One of the most impressive tombs is that of Tu Duc – it was built around 1865 and was designed by Emperor Tu Duc as a dwelling place and tomb. It is embedded i a huge park with an artificial lake and island – a refuge on the outskirts of the city. Today, there are also the grave sites of the Emperor and his wife.
The tomb of Minh Mang is located about 15 km outside the city sublime embedded in a forest. Minh Mang reigned from 1820 to 1840, but his tomb was erected by his successor. The facility itself is huge and a very tranquil place – the grave site can be visited only once a year – at the anniversary of the death of Minh Mang.
The Thien Mu Pagoda, with its octagonal tower, is situated on a small hill directly above the Perfume River and is considered as one of Vietnam’s landmarks. The foundation of the pagoda dates back to the early 16th century, but over the centuries the buildings were destroyed and rebuilt several times. The temple itself is rather a modest building, but it was in focus of political demonstrations in the 1960s. In the rear of the area is a blue Austin classic car exhibited – with this car a monk of the monastery set off in 1963 to publicly burn himself as a sign of the protest against the politics of South Vietnam.
Hue is also a city of bridges and gardens.
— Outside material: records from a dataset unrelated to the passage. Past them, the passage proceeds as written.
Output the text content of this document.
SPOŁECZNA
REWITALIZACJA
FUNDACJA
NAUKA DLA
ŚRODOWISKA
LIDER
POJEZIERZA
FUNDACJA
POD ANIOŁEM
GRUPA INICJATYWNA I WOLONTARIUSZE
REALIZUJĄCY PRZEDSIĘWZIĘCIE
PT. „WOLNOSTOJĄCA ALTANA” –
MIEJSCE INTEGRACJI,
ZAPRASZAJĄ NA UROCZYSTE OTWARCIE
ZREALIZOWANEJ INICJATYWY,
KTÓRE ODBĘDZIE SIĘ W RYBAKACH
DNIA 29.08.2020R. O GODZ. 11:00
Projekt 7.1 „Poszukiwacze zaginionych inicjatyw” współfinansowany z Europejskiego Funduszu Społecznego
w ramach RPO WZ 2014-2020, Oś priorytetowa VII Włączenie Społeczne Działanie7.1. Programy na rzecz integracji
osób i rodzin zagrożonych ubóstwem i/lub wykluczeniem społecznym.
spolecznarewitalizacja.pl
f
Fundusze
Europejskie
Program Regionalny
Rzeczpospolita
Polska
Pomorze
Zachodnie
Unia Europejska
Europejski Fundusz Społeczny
A special example of such a small historical bridge is located just outside the city. If you have enough time – as I did – you should go there and share some time with the locals who are hanging around there during the heat of the day.
Some of the gardens are open to the public for a small fee, others in private ownership – you just need strong nerves to walk in and take a few photos. It pays off in any case.
The highlight of this stay iin Hue has fallen to me by chance on one of my detours – a Buddhist monastery about 25 km outside the city hidden in the hills of the surrounding area. I had not found it in any travel guide afterwards, so I was once again a lucky guy to have found it.
A beautiful park with a lovingly lake builds the entrance into this small realm. The monks live in small huts around the temples and shared buildings. A very tranquil place – I know such retreated monasteries actually only from the Himalayas and was very surprised to find one also here.